The dance classes are probably more important to me than they ought to be. One of the reasons I have held onto the volunteer position I have at my home studio is that they compensate us in credit, which continues to exist on their system regardless of my own financial situation. I could be living in a refrigerator box under an overpass and still take class. (Admittedly, it's easier to work this in than a lot of other things -- there's a lot of dead time at the desk, and I usually bring in some other project to work on while I'm in. Some of it is the unrelated paid IT jobs I take care of for them, so technically I'm double-billing those hours. They know and don't care, because I'm a very good receptionist even when I'm only using a quarter of my brain for it.) I am deeply unhappy if I cannot be in class. I had to take the weekend off for a head cold last month and I was miserable, even beyond the part where I used several trees' worth of tissues.

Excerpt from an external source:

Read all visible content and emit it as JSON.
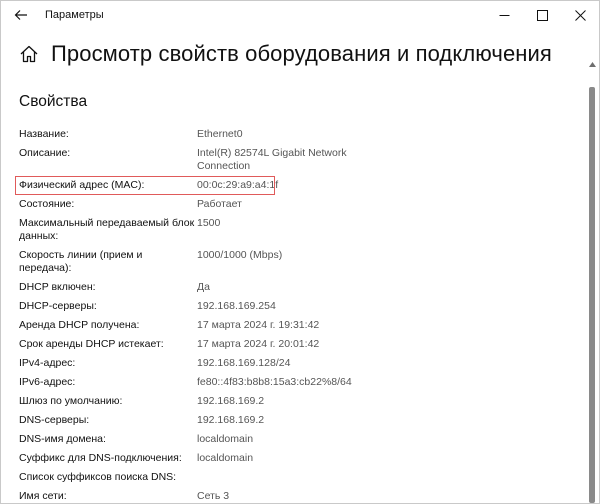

I tend to follow individual teachers rather than styles, and several of the ones I like taking class with now also work at Boston Dance Studios, a new space downtown. I've applied to their workstudy program but received no answer yet. A 10 class/30 day package covers 5 weeks of classes for me, if I'm clever about timing it, and BDS sells gift cards. It's local, non-profit, and run by a woman of color, so I'd be inclined to support it even if I had to find all new teachers there. Her personal specialty is dance heels, so if you're also local and ever harbored fantasies about being a video vixen, you can take a look.